Muskazinen sind ein Gebäck, das seit 1691 im süddeutschen Raum nachweisbar ist. Meist als Pilgergebäck in Form zweier Jakobsmuscheln in Modeln geformt.
Im Altadeligen Bayerischen Koch- und Konfektbuch von 1837, Seiten 169 und 170 ist ein Rezept abgedruckt:
Doch ich hatte wenig Lust, mich auf die Suche nach Ambra und Bisam zu machen. In Mainfranken ist die Muskazine eines Bäckermeisters aus Dettelbach bei Würzburg seit 1810 zu einer beliebten Gebäckspezialität geworden. Das Rezept wird jedoch streng gehütet. Als Zutaten werden genannt: Honig, Mandeln, Marzipan, Zucker, Nüsse, Mehl sowie Muskat und weitere Gewürzen (Nelken, Zimt und Kardamom) sowie Backpulver.
Gut, dass es Muskazinen auch in der Schweiz gibt: im Bündnerland. Hier fand ich ein Rezept, abgedruckt in einem alten Nelly-Büchlein aus dem Jahre 1964 (da waren wir noch jünger). Es stammt von Frau von Steiger-von Erlach, darf also wie das oben abgedruckte Rezept dem alten Adel zugeordnet werden, zählt in Graubünden jedoch zu den Weihnachtsgebäcken. In anderen Versionen des Gebäckes, z.B. im Neuesten Süddeutschen Kochbuch für alle Stände, Erst-Ausgabe 1843 oder dem Oberrheinischen Kochbuch für junge Hausmütter und Töchter, 1852, Seite 304, finden sich weitere Hinweise auf die Rezeptur, obwohl in diesen beiden Büchern ausgerechnet die namensgebende Muskatnuss vergessen ging oder sonstwie eliminiert wurde.

Bündner Muschgezinli
Zutaten
250 g ungeschälte, frisch geriebene Mandeln
250 g feiner Grieszucker (L.: 220 g Puderzucker)
2 Eier, Eigelb und Eiweiss getrennt
30 g Orangeat und Zitronat (1:1), fein gecuttert
7 g Zimt
1 Msp. Nelkenpulver
1 Msp. Muskatpulver (L.: 2 g Muskatblüte gemahlen und ca. 1/3 Muskatnuss gerieben)
Sandelholzpulver (L.: 2 geh. Tlf.)
Zubereitung
(1) Eigelb und Zucker (über einem heissen Wasserbad) schaumig rühren, die fein gemahlenen Gewürze unterziehen, dann die Mandeln und das Zitronat/Orangeat zumischen und soviel Sandelholzpulver zufügen, bis die Masse ziegelrot wird.
(2) Zuletzt die steif geschlagenen Eiweisse untermischen.
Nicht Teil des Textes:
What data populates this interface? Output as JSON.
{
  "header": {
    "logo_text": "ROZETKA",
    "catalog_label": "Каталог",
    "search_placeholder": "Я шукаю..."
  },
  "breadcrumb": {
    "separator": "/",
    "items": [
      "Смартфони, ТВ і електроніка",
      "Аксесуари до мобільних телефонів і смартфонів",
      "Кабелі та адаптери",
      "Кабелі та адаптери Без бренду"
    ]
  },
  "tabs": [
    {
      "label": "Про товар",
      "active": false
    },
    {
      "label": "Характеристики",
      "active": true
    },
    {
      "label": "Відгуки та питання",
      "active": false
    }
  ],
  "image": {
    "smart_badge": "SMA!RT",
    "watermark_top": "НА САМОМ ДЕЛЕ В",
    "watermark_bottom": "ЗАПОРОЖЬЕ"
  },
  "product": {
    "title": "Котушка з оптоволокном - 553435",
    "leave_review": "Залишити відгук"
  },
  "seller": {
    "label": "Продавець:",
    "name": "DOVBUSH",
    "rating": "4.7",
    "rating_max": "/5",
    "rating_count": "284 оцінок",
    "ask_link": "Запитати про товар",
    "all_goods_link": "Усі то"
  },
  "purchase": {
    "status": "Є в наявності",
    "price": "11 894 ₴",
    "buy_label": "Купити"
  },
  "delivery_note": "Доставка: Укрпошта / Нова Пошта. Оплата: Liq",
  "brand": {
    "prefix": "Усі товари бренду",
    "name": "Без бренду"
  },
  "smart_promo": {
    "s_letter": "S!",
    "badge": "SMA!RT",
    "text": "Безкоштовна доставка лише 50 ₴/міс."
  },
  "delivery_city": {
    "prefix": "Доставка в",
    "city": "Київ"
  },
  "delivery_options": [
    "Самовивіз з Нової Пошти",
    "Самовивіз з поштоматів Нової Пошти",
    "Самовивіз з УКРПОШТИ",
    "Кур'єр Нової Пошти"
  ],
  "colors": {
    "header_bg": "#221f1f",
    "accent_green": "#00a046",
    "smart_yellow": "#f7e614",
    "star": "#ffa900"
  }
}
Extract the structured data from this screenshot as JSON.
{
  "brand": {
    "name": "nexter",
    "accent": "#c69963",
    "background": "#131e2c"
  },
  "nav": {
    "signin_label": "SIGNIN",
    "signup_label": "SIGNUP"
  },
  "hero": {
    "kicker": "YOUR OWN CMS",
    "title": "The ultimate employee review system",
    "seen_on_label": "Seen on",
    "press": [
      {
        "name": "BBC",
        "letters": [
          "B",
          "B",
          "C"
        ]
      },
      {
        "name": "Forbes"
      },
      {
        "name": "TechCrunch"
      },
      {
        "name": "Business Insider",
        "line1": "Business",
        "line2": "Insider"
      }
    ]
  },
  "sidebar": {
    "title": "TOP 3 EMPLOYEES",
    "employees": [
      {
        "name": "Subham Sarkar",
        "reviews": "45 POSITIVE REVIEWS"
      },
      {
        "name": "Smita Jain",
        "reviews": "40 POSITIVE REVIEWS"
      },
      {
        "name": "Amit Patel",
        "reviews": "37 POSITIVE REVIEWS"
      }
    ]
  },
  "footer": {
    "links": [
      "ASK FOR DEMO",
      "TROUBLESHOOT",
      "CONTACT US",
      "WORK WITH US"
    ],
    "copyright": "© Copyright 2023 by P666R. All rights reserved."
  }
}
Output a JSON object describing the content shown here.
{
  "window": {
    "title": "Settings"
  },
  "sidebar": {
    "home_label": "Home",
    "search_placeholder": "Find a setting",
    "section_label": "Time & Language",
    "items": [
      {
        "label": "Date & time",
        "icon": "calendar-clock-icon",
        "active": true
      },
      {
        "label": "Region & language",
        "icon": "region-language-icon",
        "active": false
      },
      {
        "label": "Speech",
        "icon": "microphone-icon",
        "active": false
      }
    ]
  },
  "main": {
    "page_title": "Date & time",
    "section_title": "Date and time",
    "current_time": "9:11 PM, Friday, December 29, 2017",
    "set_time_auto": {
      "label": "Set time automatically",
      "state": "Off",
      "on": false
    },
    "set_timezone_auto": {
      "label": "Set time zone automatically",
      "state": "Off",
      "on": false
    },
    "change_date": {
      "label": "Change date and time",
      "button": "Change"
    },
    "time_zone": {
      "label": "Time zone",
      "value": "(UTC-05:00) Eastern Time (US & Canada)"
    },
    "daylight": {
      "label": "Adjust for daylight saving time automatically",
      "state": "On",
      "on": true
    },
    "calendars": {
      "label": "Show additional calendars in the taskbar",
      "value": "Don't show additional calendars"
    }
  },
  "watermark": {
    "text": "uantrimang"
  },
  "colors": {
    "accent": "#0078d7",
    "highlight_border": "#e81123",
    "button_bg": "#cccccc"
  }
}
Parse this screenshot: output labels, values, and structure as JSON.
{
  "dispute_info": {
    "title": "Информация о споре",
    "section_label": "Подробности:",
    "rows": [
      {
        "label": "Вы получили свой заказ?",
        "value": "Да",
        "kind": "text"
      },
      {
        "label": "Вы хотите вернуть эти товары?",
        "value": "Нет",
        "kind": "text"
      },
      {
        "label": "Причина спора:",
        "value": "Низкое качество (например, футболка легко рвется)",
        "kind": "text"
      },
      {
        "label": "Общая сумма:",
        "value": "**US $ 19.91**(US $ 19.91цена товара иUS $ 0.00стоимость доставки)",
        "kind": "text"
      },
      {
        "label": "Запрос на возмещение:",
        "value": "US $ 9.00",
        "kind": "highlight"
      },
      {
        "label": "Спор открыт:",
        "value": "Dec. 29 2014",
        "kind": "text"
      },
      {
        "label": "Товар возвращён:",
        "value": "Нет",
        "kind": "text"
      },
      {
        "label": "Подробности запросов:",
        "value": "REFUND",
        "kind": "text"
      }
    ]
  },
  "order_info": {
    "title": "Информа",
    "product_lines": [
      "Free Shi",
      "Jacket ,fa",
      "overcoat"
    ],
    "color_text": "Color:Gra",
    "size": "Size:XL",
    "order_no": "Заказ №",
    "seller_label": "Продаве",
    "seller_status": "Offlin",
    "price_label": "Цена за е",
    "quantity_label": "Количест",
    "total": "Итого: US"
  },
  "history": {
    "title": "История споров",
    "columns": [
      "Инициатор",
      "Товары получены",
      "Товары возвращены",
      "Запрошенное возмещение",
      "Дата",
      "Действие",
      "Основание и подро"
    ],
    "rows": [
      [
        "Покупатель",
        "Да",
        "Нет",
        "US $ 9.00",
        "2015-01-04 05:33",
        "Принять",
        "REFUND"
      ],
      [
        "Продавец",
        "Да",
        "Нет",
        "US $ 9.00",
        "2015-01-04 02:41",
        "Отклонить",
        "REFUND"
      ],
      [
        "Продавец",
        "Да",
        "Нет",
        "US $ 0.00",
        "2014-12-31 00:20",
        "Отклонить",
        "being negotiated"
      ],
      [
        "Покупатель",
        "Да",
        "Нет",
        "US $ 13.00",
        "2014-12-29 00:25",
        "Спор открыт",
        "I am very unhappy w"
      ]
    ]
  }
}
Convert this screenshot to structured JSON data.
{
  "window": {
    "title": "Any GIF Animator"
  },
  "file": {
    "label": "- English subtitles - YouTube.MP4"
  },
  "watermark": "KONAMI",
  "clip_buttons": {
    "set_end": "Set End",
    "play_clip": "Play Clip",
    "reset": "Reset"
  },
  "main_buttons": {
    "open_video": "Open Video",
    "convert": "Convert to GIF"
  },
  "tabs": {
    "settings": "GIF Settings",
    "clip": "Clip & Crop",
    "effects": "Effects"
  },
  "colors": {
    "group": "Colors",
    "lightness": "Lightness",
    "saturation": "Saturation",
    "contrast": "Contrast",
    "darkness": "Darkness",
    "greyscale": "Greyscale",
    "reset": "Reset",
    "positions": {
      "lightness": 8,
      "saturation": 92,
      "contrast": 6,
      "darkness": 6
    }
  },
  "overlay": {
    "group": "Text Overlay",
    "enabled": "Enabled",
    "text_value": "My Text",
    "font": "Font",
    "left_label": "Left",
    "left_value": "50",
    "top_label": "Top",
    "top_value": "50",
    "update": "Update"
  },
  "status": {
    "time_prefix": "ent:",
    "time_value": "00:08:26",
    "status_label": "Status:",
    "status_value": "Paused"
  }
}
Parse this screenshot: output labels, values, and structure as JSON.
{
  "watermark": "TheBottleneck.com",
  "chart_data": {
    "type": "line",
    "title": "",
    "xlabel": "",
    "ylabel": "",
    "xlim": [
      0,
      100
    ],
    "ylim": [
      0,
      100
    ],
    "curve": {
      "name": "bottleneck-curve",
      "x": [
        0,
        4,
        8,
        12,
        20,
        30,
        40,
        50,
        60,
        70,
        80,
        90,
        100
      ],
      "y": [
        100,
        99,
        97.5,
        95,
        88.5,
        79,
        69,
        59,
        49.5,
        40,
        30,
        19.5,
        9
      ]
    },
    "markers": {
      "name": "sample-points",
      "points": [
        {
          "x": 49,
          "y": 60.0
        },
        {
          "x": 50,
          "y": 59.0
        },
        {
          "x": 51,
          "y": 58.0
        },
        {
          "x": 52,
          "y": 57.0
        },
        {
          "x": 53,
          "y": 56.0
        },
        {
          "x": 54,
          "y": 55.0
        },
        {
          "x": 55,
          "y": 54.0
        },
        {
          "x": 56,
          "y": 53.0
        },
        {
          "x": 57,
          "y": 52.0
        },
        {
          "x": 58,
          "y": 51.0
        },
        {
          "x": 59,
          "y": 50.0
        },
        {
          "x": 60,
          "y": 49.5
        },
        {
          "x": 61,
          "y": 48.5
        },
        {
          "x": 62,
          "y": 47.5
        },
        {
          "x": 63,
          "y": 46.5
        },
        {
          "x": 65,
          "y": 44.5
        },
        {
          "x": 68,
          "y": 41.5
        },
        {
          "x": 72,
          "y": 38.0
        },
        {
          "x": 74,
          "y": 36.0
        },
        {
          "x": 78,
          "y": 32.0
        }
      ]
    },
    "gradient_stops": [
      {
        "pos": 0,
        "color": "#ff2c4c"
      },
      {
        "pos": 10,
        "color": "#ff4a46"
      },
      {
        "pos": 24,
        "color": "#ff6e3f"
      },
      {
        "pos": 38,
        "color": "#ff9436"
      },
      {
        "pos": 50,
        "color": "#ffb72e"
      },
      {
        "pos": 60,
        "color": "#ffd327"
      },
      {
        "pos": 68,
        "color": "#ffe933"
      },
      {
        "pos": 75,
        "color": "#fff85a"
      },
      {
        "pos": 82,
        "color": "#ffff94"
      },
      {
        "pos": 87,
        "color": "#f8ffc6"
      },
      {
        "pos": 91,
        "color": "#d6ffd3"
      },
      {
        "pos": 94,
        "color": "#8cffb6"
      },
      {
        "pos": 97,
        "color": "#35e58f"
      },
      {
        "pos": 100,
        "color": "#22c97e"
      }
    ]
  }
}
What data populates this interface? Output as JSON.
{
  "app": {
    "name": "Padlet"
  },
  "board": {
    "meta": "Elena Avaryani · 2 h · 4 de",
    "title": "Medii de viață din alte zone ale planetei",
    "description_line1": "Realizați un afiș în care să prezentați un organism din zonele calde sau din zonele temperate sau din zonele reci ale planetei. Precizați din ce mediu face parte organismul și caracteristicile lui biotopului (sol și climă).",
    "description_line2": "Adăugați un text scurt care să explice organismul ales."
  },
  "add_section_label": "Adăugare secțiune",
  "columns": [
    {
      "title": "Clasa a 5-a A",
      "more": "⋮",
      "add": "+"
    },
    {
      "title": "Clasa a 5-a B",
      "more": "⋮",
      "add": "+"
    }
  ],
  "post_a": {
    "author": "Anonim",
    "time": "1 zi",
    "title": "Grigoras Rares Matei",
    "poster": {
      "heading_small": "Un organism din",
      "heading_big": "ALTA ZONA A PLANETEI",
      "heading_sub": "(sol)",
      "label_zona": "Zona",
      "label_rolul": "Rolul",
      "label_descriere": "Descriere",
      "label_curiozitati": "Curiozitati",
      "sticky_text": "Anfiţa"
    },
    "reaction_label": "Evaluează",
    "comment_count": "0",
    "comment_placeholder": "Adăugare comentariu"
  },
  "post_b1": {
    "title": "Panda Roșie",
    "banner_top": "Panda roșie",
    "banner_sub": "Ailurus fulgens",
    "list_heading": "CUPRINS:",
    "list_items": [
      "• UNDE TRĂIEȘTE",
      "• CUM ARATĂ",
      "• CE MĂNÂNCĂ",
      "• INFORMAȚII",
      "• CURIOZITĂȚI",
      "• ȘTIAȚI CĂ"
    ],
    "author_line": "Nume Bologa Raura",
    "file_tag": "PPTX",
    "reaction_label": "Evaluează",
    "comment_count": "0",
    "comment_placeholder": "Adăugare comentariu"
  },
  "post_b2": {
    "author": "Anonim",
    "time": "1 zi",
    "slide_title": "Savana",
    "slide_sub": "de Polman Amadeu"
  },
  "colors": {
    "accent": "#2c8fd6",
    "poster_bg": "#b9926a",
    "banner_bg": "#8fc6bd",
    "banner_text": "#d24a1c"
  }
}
Aus dem klebrigen Teig dessertlöffelgrosse Brötchen formen, auf ein Backpapier oder besser auf eine Oblate setzen und mit einer halben (L.: ganzen), geschälten Mandel krönen .
(3) Blech 30 Minuten kühl stellen, dann im Ofen bei 170°C etwa 15 Minuten anbacken wie Makronen, so dass sie innen noch feucht sind.
Ich hätte sie auf Oblaten setzen sollen. Direkt aus dem Ofen sind sie noch sehr weich und lassen sich schlecht vom Backpapier lösen.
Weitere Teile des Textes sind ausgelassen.